La  Double Dette  par Jean-François Brière

Brière est professeur d’Etudes françaises à SUNY/Albany. Il est auteur  d’Haïti et la France, 1804-1848: le rêve brisé (2008).

En 1814, le président de la République  haïtienne, Alexandre Pétion, avait  suggéré  qu’ Haïti payât une indemnité aux anciens  propriétaires dont  les  biens avaient été saisis  par le gouvernement  haïtien  quand le pays avait proclamé son indépendance. Le  but était de désarmer le lobby  des  propriétaires des plantations en France qui réclamaient une nouvelle expédition militaire pour reprendre le contrôle de la colonie française perdue. Les Français n’étaient intéressés au début [à cette indemnité], mais ils adoptèrent plus tard cette idée quand ils décidèrent de reconnaître l’indépendance du pays.      

En 1825, sous la menace d’un blocus naval, Haïti fut forcée d’accepter les conditions sous lesquelles la France reconnut l’indépendance d’Haïti. Les  clauses inclurent le paiement par Haïti  d’une indemnité de 150 millions de francs [anciens] à payer sur cinq années comme dédommagements aux anciens propriétaires des  plantations. Les documents ci – après montrent le programme  de la cérémonie marquant  à Port–au–Prince la reconnaissance de l’indépendance d’Haïti par la France.  Il inclut la participation des officiers navals français.  

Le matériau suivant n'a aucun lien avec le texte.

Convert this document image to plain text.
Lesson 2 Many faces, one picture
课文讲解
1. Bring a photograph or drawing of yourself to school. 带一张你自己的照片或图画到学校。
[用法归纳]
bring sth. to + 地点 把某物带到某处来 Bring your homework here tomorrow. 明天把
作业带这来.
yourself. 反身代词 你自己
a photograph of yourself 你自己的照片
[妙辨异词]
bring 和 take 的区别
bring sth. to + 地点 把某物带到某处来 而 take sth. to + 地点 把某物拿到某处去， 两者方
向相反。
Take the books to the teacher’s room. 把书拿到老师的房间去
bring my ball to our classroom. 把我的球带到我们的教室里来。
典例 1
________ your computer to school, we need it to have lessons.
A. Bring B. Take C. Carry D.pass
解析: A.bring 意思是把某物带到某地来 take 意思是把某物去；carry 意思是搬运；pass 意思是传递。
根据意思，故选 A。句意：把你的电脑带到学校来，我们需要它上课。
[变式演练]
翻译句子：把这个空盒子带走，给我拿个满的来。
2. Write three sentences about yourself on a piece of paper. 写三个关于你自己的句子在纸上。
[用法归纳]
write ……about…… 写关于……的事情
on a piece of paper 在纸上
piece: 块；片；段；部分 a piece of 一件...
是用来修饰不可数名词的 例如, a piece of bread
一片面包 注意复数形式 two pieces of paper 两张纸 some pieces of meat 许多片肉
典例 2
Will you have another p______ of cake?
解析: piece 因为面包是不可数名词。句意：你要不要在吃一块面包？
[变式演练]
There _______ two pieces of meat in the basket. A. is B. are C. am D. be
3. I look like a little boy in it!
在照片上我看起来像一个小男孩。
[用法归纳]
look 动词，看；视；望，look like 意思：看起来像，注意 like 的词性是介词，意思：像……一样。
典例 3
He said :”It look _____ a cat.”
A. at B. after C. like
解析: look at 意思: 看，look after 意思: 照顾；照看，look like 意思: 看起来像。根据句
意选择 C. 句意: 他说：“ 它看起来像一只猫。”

Haïti fut à même de payer la première tranche de l’indemnité en 1825 en émettant des bonds qui furent commercialisés à la Bourse de Paris. La   « première  dette » concernait les réparations dues aux propriétaires des plantations  tandis que la « seconde dette » concernait  l’argent dû par le gouvernement haïtien  aux détenteurs des obligations et des bonds. Au début de 1826, Haïti fut incapable de payer les deux dettes, mettant ainsi les autorités  françaises en colère  qui menacèrent  la jeune république d’une action militaire. En 1838, un nouveau traité abaissa les réparations à  90 millions de francs (dont 30 millions du montant dû aux détenteurs des bonds et des obligations).  Haïti avait payé la somme totale,  effaçant les deux dettes en 1883.